Recently, I’ve had to accept a difficult reality: I’ve spent years trapped in a loop of optimizing for certainty rather than action.

For someone who spends most of his time building things, I’ve shared remarkably few of them. I’ve always given myself a reason. The UI wasn’t finished. The architecture wasn’t quite right. There was always one more thing to improve before I could put it out into the world.

Looking back, those reasons were rarely the real problem.

I always built with an audience in mind. What will people think? What if this looks amateur? What if the project isn’t good enough? Every choice felt important. Every project felt permanent.

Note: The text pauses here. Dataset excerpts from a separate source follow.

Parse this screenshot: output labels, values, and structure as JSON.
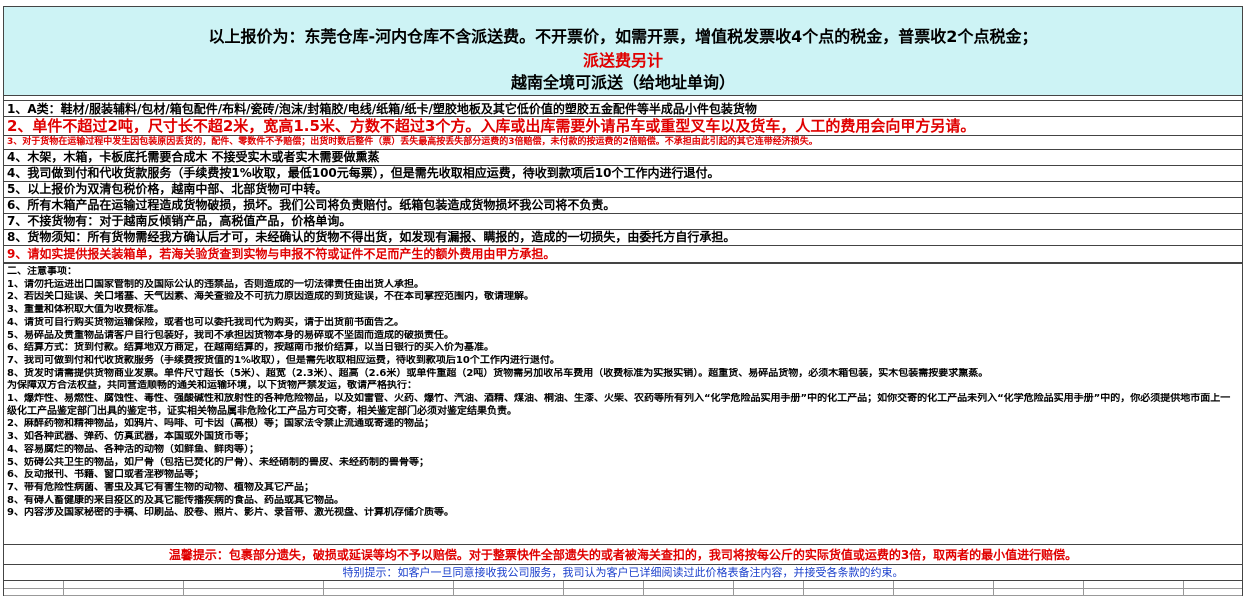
{
  "header": {
    "line1": "以上报价为：东莞仓库-河内仓库不含派送费。不开票价，如需开票，增值税发票收4个点的税金，普票收2个点税金；",
    "line2": "派送费另计",
    "line3": "越南全境可派送（给地址单询）"
  },
  "rows": [
    {
      "text": "1、A类：鞋材/服装辅料/包材/箱包配件/布料/瓷砖/泡沫/封箱胶/电线/纸箱/纸卡/塑胶地板及其它低价值的塑胶五金配件等半成品小件包装货物",
      "color": "#000000"
    },
    {
      "text": "2、单件不超过2吨，尺寸长不超2米，宽高1.5米、方数不超过3个方。入库或出库需要外请吊车或重型叉车以及货车，人工的费用会向甲方另请。",
      "color": "#e00000"
    },
    {
      "text": "3、对于货物在运输过程中发生因包装原因丢货的，配件、零数件不予赔偿；出货时数后整件（票）丢失最高按丢失部分运费的3倍赔偿，未付款的按运费的2倍赔偿。不承担由此引起的其它连带经济损失。",
      "color": "#e00000"
    },
    {
      "text": "4、木架，木箱，卡板底托需要合成木  不接受实木或者实木需要做熏蒸",
      "color": "#000000"
    },
    {
      "text": "4、我司做到付和代收货款服务（手续费按1%收取，最低100元每票），但是需先收取相应运费，待收到款项后10个工作内进行退付。",
      "color": "#000000"
    },
    {
      "text": "5、以上报价为双清包税价格，越南中部、北部货物可中转。",
      "color": "#000000"
    },
    {
      "text": "6、所有木箱产品在运输过程造成货物破损，损坏。我们公司将负责赔付。纸箱包装造成货物损坏我公司将不负责。",
      "color": "#000000"
    },
    {
      "text": "7、不接货物有：对于越南反倾销产品，高税值产品，价格单询。",
      "color": "#000000"
    },
    {
      "text": "8、货物须知：所有货物需经我方确认后才可，未经确认的货物不得出货，如发现有漏报、瞒报的，造成的一切损失，由委托方自行承担。",
      "color": "#000000"
    },
    {
      "text": "9、请如实提供报关装箱单，若海关验货查到实物与申报不符或证件不足而产生的额外费用由甲方承担。",
      "color": "#e00000"
    }
  ],
  "notes": [
    "二、注意事项：",
    "1、请勿托运进出口国家管制的及国际公认的违禁品，否则造成的一切法律责任由出货人承担。",
    "2、若因关口延误、关口堵塞、天气因素、海关查验及不可抗力原因造成的到货延误，不在本司掌控范围内，敬请理解。",
    "3、重量和体积取大值为收费标准。",
    "4、请货可自行购买货物运输保险，或者也可以委托我司代为购买，请于出货前书面告之。",
    "5、易碎品及贵重物品请客户自行包装好，我司不承担因货物本身的易碎或不坚固而造成的破损责任。",
    "6、结算方式：货到付款。结算地双方商定，在越南结算的，按越南币报价结算，以当日银行的买入价为基准。",
    "7、我司可做到付和代收货款服务（手续费按货值的1%收取），但是需先收取相应运费，待收到款项后10个工作内进行退付。",
    "8、货发时请需提供货物商业发票。单件尺寸超长（5米）、超宽（2.3米）、超高（2.6米）或单件重超（2吨）货物需另加收吊车费用（收费标准为实报实销）。超重货、易碎品货物，必须木箱包装，实木包装需按要求熏蒸。",
    "为保障双方合法权益，共同营造顺畅的通关和运输环境，以下货物严禁发运，敬请严格执行：",
    "1、爆炸性、易燃性、腐蚀性、毒性、强酸碱性和放射性的各种危险物品，以及如雷管、火药、爆竹、汽油、酒精、煤油、桐油、生漆、火柴、农药等所有列入“化学危险品实用手册”中的化工产品；如你交寄的化工产品未列入“化学危险品实用手册”中的，你必须提供地市面上一级化工产品鉴定部门出具的鉴定书，证实相关物品属非危险化工产品方可交寄，相关鉴定部门必须对鉴定结果负责。",
    "2、麻醉药物和精神物品，如鸦片、吗啡、可卡因（高根）等；国家法令禁止流通或寄递的物品；",
    "3、如各种武器、弹药、仿真武器，本国或外国货币等；",
    "4、容易腐烂的物品、各种活的动物（如鲜鱼、鲜肉等）；",
    "5、妨碍公共卫生的物品，如尸骨（包括已焚化的尸骨）、未经硝制的兽皮、未经药制的兽骨等；",
    "6、反动报刊、书籍、窗口或者淫秽物品等；",
    "7、带有危险性病菌、害虫及其它有害生物的动物、植物及其它产品；",
    "8、有碍人畜健康的来自疫区的及其它能传播疾病的食品、药品或其它物品。",
    "9、内容涉及国家秘密的手稿、印刷品、胶卷、照片、影片、录音带、激光视盘、计算机存储介质等。"
  ],
  "warm_tip": "温馨提示：包裹部分遗失，破损或延误等均不予以赔偿。对于整票快件全部遗失的或者被海关查扣的，我司将按每公斤的实际货值或运费的3倍，取两者的最小值进行赔偿。",
  "special_tip": "特别提示：如客户一旦同意接收我公司服务，我司认为客户已详细阅读过此价格表备注内容，并接受各条款的约束。",
  "colors": {
    "header_bg": "#cdf3f5",
    "red": "#e00000",
    "blue": "#1a3fcc"
  }
}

Instead of sharing things and learning from them, I kept searching for certainty.

Underneath it all was fear. As long as a project remained unfinished, it could still be perfect.

Eventually, the cycle became exhausting. What began as excitement slowly turned into obligation.

The irony is that I thought I was protecting my work.

By keeping projects private, I could avoid criticism, failure, and looking foolish. But I was also avoiding the very thing that helps ideas improve.

Software gets better when people use it. Writing gets better when people read it. Ideas get better when they’re challenged.

Instead, I had created a closed system. The only feedback came from me. The result wasn’t better work. It was stagnation.

So this is my experiment.

To share things before they feel ready. To treat projects as opportunities to learn rather than reflections of my worth. To stop optimizing for certainty and start optimizing for feedback.

I’m sure I’ll publish things that are incomplete. Some ideas will be wrong. Some projects won’t go anywhere.

That’s fine.

For years, the question that stopped me was simple:

What if?

What if the project fails? What if it’s not good enough? What if nobody cares?

I’m starting to think there’s a more interesting question:

What if I publish it anyway?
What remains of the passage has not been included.